Reimagining Agent-based Modeling with Large Language Model Agents via Shachi
So Kuroki, Yingtao Tian, Kou Misaki, Takashi Ikegami, Takuya Akiba, Yujin Tang
TL;DR
This work addresses the lack of principled methodology for studying emergent behaviors in LLM-driven agent-based models (ABMs). It introduces Shachi, a modular framework that decomposes an agent's policy into Configs, Memory, Tools, and an LLM-based reasoning engine, paired with a standardized agent-environment interface to enable zero-shot evaluation across diverse tasks. The authors validate Shachi on a 10-task benchmark spanning three levels of social complexity and demonstrate novel scientific inquiries, including memory transfer and living in multiple worlds, as well as establishing external validity through a tariff-shock simulation that aligns with real-world market data when the cognitive architecture is properly configured. The results show that modular cognitive components are crucial for generalization and realism, and that a principled, open-source framework can foster cumulative, scientifically grounded research in LLM-based ABM. Overall, Shachi provides a rigorous foundation for reproducible ABM with LLMs and offers practical tools for researchers to study emergent social and economic dynamics across tasks and environments.
Abstract
The study of emergent behaviors in large language model (LLM)-driven multi-agent systems is a critical research challenge, yet progress is limited by a lack of principled methodologies for controlled experimentation.
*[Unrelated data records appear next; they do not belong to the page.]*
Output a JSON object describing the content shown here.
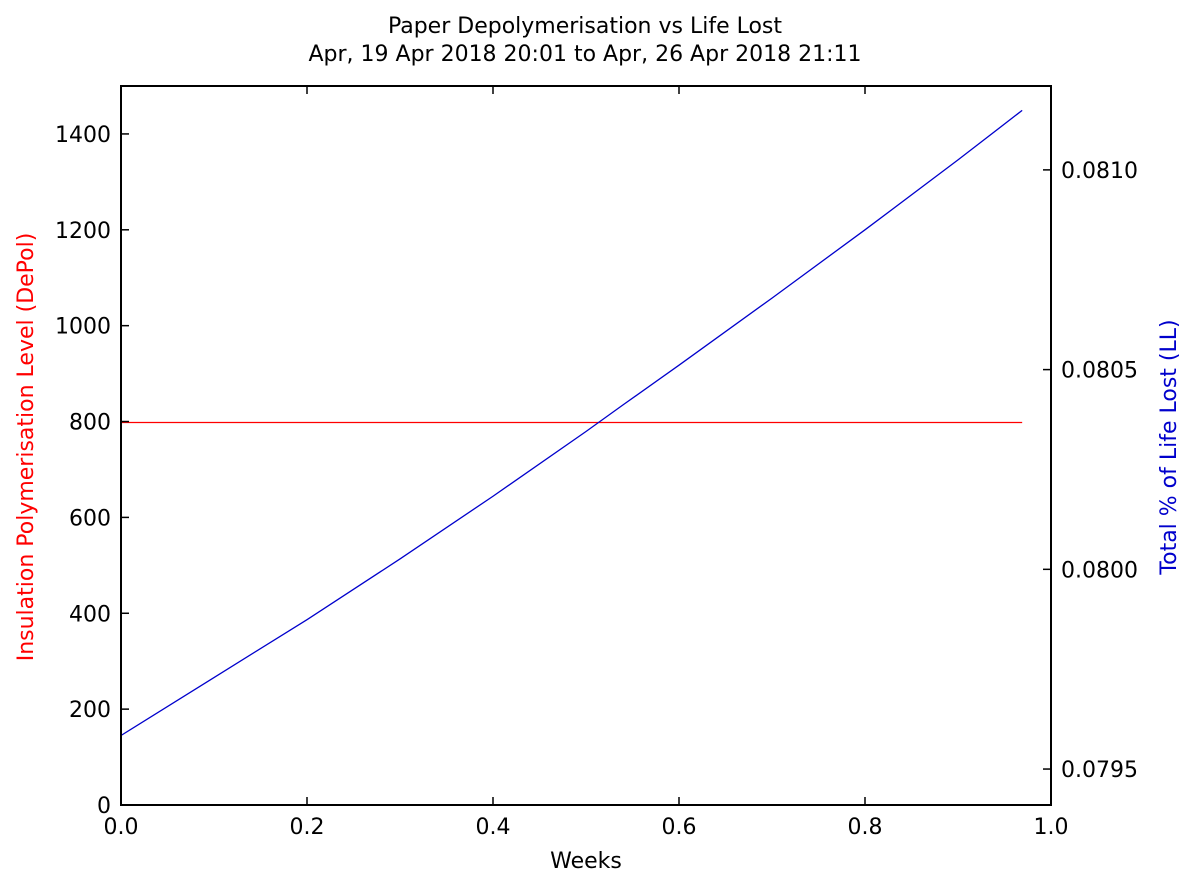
{
  "chart_data": {
    "type": "line",
    "title": "Paper Depolymerisation vs Life Lost",
    "subtitle": "Apr, 19 Apr 2018 20:01 to Apr, 26 Apr 2018 21:11",
    "xlabel": "Weeks",
    "ylabel_left": "Insulation Polymerisation Level (DePol)",
    "ylabel_right": "Total % of Life Lost (LL)",
    "xlim": [
      0.0,
      1.0
    ],
    "ylim_left": [
      0,
      1500
    ],
    "ylim_right": [
      0.07941,
      0.08121
    ],
    "xticks": [
      "0.0",
      "0.2",
      "0.4",
      "0.6",
      "0.8",
      "1.0"
    ],
    "yticks_left": [
      "0",
      "200",
      "400",
      "600",
      "800",
      "1000",
      "1200",
      "1400"
    ],
    "yticks_right": [
      "0.0795",
      "0.0800",
      "0.0805",
      "0.0810"
    ],
    "grid": false,
    "colors": {
      "left_series": "#ff0000",
      "right_series": "#0000cc",
      "left_label": "#ff0000",
      "right_label": "#0000cc",
      "axes": "#000000"
    },
    "series": [
      {
        "axis": "left",
        "color": "#ff0000",
        "x": [
          0.0,
          0.969
        ],
        "y": [
          798,
          798
        ]
      },
      {
        "axis": "right",
        "color": "#0000cc",
        "x": [
          0.0,
          0.1,
          0.2,
          0.3,
          0.4,
          0.5,
          0.54,
          0.6,
          0.7,
          0.8,
          0.9,
          0.969
        ],
        "y": [
          0.079584,
          0.079729,
          0.079874,
          0.080026,
          0.080183,
          0.080345,
          0.080412,
          0.080511,
          0.080679,
          0.08085,
          0.081025,
          0.081149
        ]
      }
    ]
  }
}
To address this, we introduce Shachi, a formal methodology and modular framework that decomposes an agent's policy into core cognitive components: Configuration for intrinsic traits, Memory for contextual persistence, and Tools for expanded capabilities, all orchestrated by an LLM reasoning engine. This principled architecture moves beyond brittle, ad-hoc agent designs and enables the systematic analysis of how specific architectural choices influence collective behavior. We validate our methodology on a comprehensive 10-task benchmark and demonstrate its power through novel scientific inquiries. Critically, we establish the external validity of our approach by modeling a real-world U.S. tariff shock, showing that agent behaviors align with observed market reactions only when their cognitive architecture is appropriately configured with memory and tools. Our work provides a rigorous, open-source foundation for building and evaluating LLM agents, aimed at fostering more cumulative and scientifically grounded research.